Мане истолковал хрип Жуаны как слово, обращенное к нему: перья… орла? Орел теряет перья? Забудь, брат, что орел взлетит — он даже перья уже теряет.

Штаны! Он все-таки захотел, чтобы с него сняли штаны. Да, штаны. Но не рубаху. Рубаху не надо, пожалуйста. Жуана кричал, стонал, пытаясь блевать. Он лежал на спине. Если его и рвало, он снова глотал рвоту. Весь горел, но лицо было белое, как облако.

— Его будто демон трясет!

Жуане требовался лекарь. Но где его возьмешь? Португалия стала страной без лекарей: лекарями были евреи, а евреев преследовали и изгнали. Отец Иннокентий сидел у кровати Жуаны и молился, перебирая четки, снова и снова. Несколько учеников принесли с обеда хлеб для Жуаны. Но есть он не мог. Мане дал ему понюхать хлеб. Потом откусил кусочек, жевал и смотрел на друга, которого никогда иметь не желал. Снова дал ему понюхать хлеб, снова откусил. Отец Иннокентий, опустив голову, бормотал молитвы, перебирал пальцами бусины четок, а Мане давал Жуане понюхать хлеб, откусывал, жевал, протягивал хлеб другу, подносил к его носу, потом — к собственному рту, откусывал.

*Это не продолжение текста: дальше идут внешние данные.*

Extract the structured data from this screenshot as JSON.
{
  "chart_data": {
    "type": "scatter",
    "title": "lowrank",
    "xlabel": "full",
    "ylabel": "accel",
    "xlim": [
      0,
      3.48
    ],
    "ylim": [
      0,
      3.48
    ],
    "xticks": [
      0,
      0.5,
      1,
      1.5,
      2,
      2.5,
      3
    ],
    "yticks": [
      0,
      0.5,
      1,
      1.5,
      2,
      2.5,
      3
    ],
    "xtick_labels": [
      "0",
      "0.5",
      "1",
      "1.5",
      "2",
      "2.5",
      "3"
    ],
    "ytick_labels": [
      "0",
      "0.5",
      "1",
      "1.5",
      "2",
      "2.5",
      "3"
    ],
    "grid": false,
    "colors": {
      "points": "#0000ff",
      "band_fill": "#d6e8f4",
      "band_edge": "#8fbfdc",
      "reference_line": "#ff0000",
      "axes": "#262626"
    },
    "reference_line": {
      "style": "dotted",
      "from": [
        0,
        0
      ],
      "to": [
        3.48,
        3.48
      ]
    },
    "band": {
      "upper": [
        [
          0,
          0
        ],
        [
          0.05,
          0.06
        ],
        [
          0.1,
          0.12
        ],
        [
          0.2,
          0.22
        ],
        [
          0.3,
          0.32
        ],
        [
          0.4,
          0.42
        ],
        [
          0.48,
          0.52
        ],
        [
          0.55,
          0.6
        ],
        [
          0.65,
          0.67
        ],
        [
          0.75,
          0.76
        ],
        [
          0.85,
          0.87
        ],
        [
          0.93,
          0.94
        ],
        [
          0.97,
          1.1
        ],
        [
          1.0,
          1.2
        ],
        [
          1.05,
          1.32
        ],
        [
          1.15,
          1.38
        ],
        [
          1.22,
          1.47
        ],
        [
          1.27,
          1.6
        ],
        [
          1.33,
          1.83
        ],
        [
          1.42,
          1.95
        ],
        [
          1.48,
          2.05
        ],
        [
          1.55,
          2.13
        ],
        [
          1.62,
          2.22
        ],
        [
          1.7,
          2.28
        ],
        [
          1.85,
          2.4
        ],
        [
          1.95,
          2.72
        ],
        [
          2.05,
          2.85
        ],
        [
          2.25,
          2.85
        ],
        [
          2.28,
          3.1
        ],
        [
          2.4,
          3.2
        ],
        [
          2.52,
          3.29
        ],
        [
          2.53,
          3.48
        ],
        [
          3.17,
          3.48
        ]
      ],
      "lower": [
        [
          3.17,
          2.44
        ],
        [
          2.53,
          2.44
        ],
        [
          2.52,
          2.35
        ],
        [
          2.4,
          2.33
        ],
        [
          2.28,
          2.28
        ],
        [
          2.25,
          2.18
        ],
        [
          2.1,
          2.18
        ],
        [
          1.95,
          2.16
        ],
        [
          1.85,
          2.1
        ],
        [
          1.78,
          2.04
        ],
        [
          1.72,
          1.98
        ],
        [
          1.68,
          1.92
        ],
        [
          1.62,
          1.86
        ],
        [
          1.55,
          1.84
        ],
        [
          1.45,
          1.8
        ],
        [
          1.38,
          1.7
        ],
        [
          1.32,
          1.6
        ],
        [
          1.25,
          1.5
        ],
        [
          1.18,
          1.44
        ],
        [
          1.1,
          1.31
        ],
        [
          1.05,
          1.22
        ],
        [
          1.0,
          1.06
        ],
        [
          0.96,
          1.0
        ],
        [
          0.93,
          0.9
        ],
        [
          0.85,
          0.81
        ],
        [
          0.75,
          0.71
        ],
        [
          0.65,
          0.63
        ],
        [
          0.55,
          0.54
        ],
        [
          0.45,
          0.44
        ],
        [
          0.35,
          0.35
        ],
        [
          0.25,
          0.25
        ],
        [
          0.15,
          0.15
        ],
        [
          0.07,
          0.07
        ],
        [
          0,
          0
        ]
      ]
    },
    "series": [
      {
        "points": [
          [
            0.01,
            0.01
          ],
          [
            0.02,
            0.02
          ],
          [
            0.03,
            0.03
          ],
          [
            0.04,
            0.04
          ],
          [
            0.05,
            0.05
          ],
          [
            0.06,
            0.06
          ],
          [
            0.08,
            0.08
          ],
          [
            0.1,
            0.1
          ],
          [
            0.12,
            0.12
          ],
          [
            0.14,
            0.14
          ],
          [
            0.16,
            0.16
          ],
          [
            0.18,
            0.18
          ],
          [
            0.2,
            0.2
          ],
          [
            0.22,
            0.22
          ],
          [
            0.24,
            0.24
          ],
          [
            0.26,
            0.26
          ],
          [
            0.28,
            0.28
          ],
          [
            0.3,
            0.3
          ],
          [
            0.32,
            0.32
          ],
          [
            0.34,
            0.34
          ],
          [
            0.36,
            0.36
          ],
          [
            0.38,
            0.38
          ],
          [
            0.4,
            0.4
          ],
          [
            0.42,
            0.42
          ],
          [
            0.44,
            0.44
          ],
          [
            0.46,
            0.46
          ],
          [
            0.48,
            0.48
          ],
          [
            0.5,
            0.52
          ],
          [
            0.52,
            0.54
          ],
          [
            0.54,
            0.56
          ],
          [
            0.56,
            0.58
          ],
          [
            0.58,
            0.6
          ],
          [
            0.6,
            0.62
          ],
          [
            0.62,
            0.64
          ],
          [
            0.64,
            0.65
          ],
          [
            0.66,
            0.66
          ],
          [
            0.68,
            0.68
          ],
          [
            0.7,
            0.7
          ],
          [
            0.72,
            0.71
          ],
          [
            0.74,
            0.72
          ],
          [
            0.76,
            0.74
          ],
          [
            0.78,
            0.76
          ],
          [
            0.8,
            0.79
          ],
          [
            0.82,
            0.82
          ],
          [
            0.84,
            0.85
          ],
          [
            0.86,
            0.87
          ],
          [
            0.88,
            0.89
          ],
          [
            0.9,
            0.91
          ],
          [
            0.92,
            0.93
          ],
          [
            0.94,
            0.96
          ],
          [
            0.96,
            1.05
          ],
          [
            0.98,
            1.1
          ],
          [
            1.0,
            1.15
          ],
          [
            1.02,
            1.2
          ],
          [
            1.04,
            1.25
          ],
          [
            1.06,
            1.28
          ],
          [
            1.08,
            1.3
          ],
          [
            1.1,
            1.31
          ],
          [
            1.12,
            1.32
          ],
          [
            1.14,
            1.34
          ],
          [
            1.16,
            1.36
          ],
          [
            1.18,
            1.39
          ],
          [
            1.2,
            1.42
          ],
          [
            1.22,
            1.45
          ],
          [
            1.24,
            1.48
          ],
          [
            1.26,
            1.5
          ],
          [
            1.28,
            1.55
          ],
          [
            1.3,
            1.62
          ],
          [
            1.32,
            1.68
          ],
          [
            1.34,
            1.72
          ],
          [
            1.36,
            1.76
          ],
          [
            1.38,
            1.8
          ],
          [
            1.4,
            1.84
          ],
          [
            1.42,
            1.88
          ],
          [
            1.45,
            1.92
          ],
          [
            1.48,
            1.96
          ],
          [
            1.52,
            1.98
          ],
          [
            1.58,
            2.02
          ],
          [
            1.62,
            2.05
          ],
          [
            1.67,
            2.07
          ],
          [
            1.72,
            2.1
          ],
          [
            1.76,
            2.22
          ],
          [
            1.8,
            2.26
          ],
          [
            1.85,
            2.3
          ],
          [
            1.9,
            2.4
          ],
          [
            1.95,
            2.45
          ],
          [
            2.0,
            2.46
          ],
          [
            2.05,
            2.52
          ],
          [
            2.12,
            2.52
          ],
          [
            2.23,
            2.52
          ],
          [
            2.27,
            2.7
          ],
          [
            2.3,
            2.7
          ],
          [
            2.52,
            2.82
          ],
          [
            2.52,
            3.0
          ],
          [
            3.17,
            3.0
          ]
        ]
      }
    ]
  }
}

Лекаря не было. В конце концов пришел цирюльник, с библейскими изречениями вместо лекарства, с распятием вместо лечения. Борода у него была искусно завита, а воротнику его рубахи даже знатные господа бы позавидовали. Перчатки он носил из отменной оленьей кожи. Так он сам сказал, когда снял их у постели Жуаны и нервно высматривал, куда бы их положить, чтобы не запачкать. Угощаясь жареным гусем, он объявил монахам, что этому ребенку дарована привилегия в скором времени узреть Господа.

Все произошло очень быстро. Это ведь не орел, брат, а просто человек. На следующий день изо рта и носа Жуаны потекла светлая кровь, потом кровь во многих местах стала сочиться сквозь кожу. Жуана уже не отзывался. Живот у него был твердый, как черепаший панцирь. Его соборовали. «Снабдили последними утешениями». Мане спросил себя, утешали ли его когда-нибудь прежде. На закате Жуана умер. Тело унесли и тогда только увидели, что он лежал в месиве из крови и экскрементов. Умер он от разрыва кишок.

Мужской род с окончанием на — а.

На камне, который спустя несколько недель поставили на его могиле, было выбито: «Discipulus Jonas Agricola. 1604–1613. RIP [20]».